Daaraan voegt het college toe dat klaagster bij het college vele klachten heeft ingediend betreffende haar psychiatrische behandeling; ook over latere psychiatrische behandelingen. Daaruit weet het college dat klaagsters echtgenoot, die arts was, inmiddels is overleden en dat klaagster vier kinderen heeft waarvan er na het overlijden van haar echtgenoot nog één kind, die geestelijk gehandicapt is, bij haar woont. Met de andere kinderen heeft klaagster (een periode) geen of weinig contact (gehad).

Het college heeft er begrip voor dat klaagster moeite heeft met de situatie waarin zij nu verkeert. Het college sluit niet uit, maar heeft daar ook geen aanwijzingen voor, dat het met een andere begeleiding voor haar anders was gelopen. Dat is echter niet waar het bij de tuchtrechtelijke toetsing om gaat. Hierboven is dat toetsingscriterium weergegeven. Het college heeft geen aanwijzingen dat de zorg die verweerder aan klaagster heeft verleend de toetsing aan dat criterium niet doorstaat. De overwegingen in de geneeskundige verklaring over de geestesstoornis en het gevaar kunnen de conclusie, dat klaagster gedwongen diende te worden opgenomen, dragen.

De klacht dient daarom als kennelijk ongegrond te worden afgewezen.”

3.         Vaststaande feiten en omstandigheden

Voor de beoordeling van het hoger beroep gaat het Centraal Tuchtcollege uit van de feiten en omstandigheden zoals weergegeven in de beslissing in eerste aanleg, welke weergave in hoger beroep niet is bestreden.

4.         Beoordeling van het hoger beroep

4.1              In hoger beroep heeft klaagster haar klacht herhaald en nader toegelicht.

4.2              Verweerder heeft gemotiveerd (schriftelijk) verweer gevoerd en geconcludeerd tot verwerping van het beroep.

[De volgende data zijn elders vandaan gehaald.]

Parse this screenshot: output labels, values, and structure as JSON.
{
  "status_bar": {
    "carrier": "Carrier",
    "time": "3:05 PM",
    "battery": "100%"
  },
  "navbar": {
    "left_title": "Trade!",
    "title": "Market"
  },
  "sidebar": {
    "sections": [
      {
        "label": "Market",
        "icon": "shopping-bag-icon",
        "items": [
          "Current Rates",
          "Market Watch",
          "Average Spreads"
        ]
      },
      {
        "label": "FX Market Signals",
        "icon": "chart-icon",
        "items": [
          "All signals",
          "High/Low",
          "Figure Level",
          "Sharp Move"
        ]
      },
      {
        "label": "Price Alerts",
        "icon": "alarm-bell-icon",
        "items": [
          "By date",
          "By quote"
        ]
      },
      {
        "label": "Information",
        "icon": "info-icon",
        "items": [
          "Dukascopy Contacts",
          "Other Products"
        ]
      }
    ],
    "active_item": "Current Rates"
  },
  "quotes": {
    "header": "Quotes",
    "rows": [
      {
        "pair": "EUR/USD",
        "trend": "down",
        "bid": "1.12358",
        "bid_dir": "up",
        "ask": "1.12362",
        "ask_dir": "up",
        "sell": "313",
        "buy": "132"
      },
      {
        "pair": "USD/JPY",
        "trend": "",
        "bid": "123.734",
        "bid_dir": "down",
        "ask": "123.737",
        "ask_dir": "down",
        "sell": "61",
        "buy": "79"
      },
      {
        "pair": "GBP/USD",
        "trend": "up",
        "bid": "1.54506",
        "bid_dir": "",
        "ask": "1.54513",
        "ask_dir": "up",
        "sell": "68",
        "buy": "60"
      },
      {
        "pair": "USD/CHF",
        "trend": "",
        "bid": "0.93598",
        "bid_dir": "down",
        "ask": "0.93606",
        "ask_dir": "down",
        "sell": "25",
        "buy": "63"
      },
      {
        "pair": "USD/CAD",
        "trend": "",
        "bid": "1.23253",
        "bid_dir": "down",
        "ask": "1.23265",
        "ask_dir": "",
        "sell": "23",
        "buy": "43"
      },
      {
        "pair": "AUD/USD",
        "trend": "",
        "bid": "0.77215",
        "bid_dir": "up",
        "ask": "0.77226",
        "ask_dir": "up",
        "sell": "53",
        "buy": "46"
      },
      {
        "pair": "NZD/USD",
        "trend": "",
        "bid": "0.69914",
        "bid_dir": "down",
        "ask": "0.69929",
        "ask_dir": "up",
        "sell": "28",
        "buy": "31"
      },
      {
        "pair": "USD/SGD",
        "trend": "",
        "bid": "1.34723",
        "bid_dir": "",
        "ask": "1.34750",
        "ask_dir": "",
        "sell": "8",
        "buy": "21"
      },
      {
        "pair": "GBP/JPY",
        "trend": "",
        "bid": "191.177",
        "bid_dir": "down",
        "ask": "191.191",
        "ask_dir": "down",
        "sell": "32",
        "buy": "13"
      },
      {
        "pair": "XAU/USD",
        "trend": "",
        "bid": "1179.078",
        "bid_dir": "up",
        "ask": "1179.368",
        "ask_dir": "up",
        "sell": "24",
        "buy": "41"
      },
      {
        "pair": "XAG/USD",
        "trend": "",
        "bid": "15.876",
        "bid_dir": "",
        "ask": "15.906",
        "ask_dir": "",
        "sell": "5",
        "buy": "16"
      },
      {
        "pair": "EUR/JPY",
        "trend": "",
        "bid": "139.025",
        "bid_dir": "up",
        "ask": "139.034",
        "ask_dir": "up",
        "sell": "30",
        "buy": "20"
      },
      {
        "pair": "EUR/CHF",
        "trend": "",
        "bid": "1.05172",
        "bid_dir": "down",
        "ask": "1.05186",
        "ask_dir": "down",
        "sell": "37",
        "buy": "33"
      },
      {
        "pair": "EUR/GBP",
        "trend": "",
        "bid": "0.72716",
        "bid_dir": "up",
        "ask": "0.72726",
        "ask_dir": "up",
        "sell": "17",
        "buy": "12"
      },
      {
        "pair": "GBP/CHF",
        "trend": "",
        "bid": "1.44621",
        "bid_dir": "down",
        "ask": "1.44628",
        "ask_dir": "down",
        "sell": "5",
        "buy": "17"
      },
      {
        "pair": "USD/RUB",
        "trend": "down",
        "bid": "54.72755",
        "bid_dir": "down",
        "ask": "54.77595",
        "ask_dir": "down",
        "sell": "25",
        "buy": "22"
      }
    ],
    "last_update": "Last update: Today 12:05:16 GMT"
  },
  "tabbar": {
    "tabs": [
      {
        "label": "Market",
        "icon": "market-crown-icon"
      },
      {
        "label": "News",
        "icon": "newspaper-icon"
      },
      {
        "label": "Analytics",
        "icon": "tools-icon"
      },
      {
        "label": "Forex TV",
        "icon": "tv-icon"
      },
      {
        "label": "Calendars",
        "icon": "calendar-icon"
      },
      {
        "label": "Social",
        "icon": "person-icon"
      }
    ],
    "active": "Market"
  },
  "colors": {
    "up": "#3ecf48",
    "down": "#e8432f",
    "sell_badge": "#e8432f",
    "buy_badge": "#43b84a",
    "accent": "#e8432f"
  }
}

4.3       De behandeling van de zaak in hoger beroep heeft het Centraal Tuchtcollege geen aanleiding gegeven tot de vaststelling van andere feiten en tot andere beschouwingen en beslissingen dan die van het Regionaal Tuchtcollege in eerste aanleg, zodat het beroep moet worden verworpen.

5.         Beslissing

Het Centraal Tuchtcollege voor de Gezondheidszorg:

verwerpt het beroep.

Deze beslissing is gegeven door: mr. C.H.M. van Altena, voorzitter, mr. J.P. Balkema en

mr. A. Smeeïng-van Hees, leden-juristen en drs. M. Drost en drs. F.M.M. van Exter, leden- beroepsgenoten en mr. R. Blokker, secretaris, en uitgesproken ter openbare zitting van

25 juni 2013.                           Voorzitter   w.g.                     Secretaris  w.g.